- Born: Jeffrey Robert Arenburg December 30, 1956 Upper Northfield, Nova Scotia, Canada
- Died: June 13, 2017 (aged 60) Ottawa, Ontario, Canada
- Occupation: Scallop fisherman

= Jeffrey Arenburg =

Canadian gunman (1956–2017)

Jeffrey Robert Arenburg (December 30, 1956 - June 13, 2017) was a Canadian man who shot and killed sportscaster and ex-National Hockey League player Brian Smith in Ottawa, Ontario, on August 1, 1995. Arenburg, a paranoid schizophrenic, was found not criminally responsible for the crime and was discharged from a mental health facility in 2006, eleven years before his death.

==Early life==
Jeffrey Arenburg was born on December 30, 1956, in Upper Northfield, Nova Scotia, to a farming family that raised cattle and sold produce. He dropped out of school in grade nine and later found employment as a scallop fisherman in Digby, Nova Scotia. He had reportedly been exhibiting symptoms of schizophrenia for some time but was not officially diagnosed until 1990. At some point he began to believe that his ex-wife and her family were "torturing" him by broadcasting his thoughts on radio and television.

Arenburg was hospitalized in 1990 after causing a disturbance at the courthouse in Bridgewater during which he demanded an investigation, stating to authorities that his former in-laws were stealing his thoughts and selling them to Hollywood movie studios. He also came to believe that his former in-laws and the government were importing drugs into Nova Scotia and were "out to get him" due to his efforts to expose their activities. Following this disturbance, Arenburg told doctors at the South Shore Regional Hospital about the broadcasts and made threats to either burn down his in-laws' house or kill someone if the broadcasts of his thoughts were allowed to continue. He then demanded to be discharged and his request was granted, despite the threats he had made.

In January 1992, Arenburg physically assaulted the manager of a Bridgewater radio station, citing messages being broadcast in his head. He was found guilty of assault and fined C$300 or two weeks in jail in the earlier incident, but never showed up for his trial. Arenburg had already skipped town and moved to Ottawa; the authorities in Bridgewater decided that it was not worth their while to track him down.

==Ottawa shooting==
On August 1, 1995, Arenburg went to the studio of CJOH-TV, the CTV television station in Ottawa. Witnesses said he parked his car approximately sixty metres from the front entrance of the studio, pulled a long-barreled .22-calibre rifle from his trunk and fired two shots, one hitting and killing CJOH's longtime sports anchor, Brian Smith. Arenburg had gone to the studio because he believed the station was broadcasting messages in his head. Smith was the first broadcast personality that he saw and recognized coming out of the building.

Following the shooting, police recovered a list of other Ottawa media personalities in Arenburg's apartment, and an official at the city's press club noted that he had previously ejected Arenburg from the club three times for loudly demanding to see various people on his list. Arenburg had also reportedly been turned away from the Parliament Buildings on several occasions.
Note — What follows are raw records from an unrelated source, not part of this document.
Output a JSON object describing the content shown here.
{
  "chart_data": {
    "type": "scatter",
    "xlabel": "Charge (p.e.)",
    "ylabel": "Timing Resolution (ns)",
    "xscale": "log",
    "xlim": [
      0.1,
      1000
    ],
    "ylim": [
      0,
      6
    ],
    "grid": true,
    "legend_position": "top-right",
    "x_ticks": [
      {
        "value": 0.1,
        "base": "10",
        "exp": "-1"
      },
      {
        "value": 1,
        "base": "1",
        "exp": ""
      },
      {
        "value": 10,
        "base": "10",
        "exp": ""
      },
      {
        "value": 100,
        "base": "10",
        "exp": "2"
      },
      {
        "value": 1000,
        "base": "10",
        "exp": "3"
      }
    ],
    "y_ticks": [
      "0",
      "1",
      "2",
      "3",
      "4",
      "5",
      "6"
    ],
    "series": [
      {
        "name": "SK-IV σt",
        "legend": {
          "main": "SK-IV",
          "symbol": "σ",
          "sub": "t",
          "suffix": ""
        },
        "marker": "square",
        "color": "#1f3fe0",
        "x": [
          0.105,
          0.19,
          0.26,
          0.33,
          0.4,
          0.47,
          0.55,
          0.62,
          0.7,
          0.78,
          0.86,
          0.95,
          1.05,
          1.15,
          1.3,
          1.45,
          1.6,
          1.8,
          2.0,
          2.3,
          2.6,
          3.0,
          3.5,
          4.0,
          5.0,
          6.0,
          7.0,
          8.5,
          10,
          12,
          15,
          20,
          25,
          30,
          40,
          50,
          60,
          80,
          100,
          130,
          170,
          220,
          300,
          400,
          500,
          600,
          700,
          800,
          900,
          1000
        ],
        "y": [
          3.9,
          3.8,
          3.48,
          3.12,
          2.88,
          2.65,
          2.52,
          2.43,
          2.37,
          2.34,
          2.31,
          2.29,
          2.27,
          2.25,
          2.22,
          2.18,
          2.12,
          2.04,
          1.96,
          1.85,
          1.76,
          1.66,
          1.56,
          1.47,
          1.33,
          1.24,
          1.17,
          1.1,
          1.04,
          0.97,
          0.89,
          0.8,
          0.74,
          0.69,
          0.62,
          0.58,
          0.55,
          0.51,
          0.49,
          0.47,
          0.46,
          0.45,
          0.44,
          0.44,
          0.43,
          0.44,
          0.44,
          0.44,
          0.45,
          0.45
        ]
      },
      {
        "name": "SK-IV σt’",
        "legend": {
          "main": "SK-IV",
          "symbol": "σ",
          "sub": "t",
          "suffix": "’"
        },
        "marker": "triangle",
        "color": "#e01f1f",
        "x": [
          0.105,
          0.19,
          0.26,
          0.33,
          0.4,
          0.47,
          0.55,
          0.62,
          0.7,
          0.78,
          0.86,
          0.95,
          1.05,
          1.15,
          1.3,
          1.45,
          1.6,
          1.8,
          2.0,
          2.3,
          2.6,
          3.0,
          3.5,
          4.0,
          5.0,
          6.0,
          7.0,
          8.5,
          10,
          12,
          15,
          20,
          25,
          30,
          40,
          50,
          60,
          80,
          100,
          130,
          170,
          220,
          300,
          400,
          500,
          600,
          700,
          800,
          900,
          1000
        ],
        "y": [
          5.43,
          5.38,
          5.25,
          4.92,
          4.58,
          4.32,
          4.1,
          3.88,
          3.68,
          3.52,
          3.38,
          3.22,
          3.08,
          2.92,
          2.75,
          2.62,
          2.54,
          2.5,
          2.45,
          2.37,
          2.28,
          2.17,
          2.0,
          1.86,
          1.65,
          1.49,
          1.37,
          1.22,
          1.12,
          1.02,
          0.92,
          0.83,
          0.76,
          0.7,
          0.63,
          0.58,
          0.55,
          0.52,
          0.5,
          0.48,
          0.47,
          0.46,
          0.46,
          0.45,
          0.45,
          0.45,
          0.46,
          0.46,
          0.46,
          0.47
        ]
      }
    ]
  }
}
Arenburg was found not criminally responsible in Smith's death due to his mental condition. He was remanded to the Oak Ridge Division of Mental Health Centre Penetanguishene. Smith's murder led to renewed calls in Canada for strengthening of the government's gun control legislation.

In 2001, the Ontario Review Board began to grant Arenburg 72-hour release. He applied for full conditional release in 2004. The Ontario Review Board granted Arenburg an absolute discharge from the Mental Health Centre Penetanguishene in November 2006. According to radio station CFRA, the board heard that he no longer posed a significant risk to the community and no longer suffers from the symptoms of paranoid schizophrenia.

==Post-release==
On November 29, 2007, Arenburg was arrested after punching a U.S. customs officer in the head in Buffalo, New York, at the Peace Bridge International Crossing. According to officials, Arenburg attempted to enter the United States on a commercial bus as a passenger and was denied entry due to past criminal convictions. He was subsequently jailed for two years and was released on September 8, 2009. In a submission to the Ontario Review Board, a doctor said Arenburg had good insight into his illness but "would likely suffer from psychotic symptoms if he stops taking his medication."

As of early 2014, Arenburg had moved back to Bridgewater, Nova Scotia. There he claimed in an interview on the CBC program The Fifth Estate that he was no longer mentally ill and admitted he did not take the medication prescribed to keep his schizophrenia under control. In November 2014, Arenburg returned to Ottawa, stating he had been run out of Bridgewater after the CBC interview aired. Upon arriving in Ottawa he was staying in a shelter with C$15 to his name awaiting his Canada Pension Plan disability cheque.

==Death==
On June 26, 2017, it was reported that Arenburg had died in Ottawa on June 13 of a heart attack.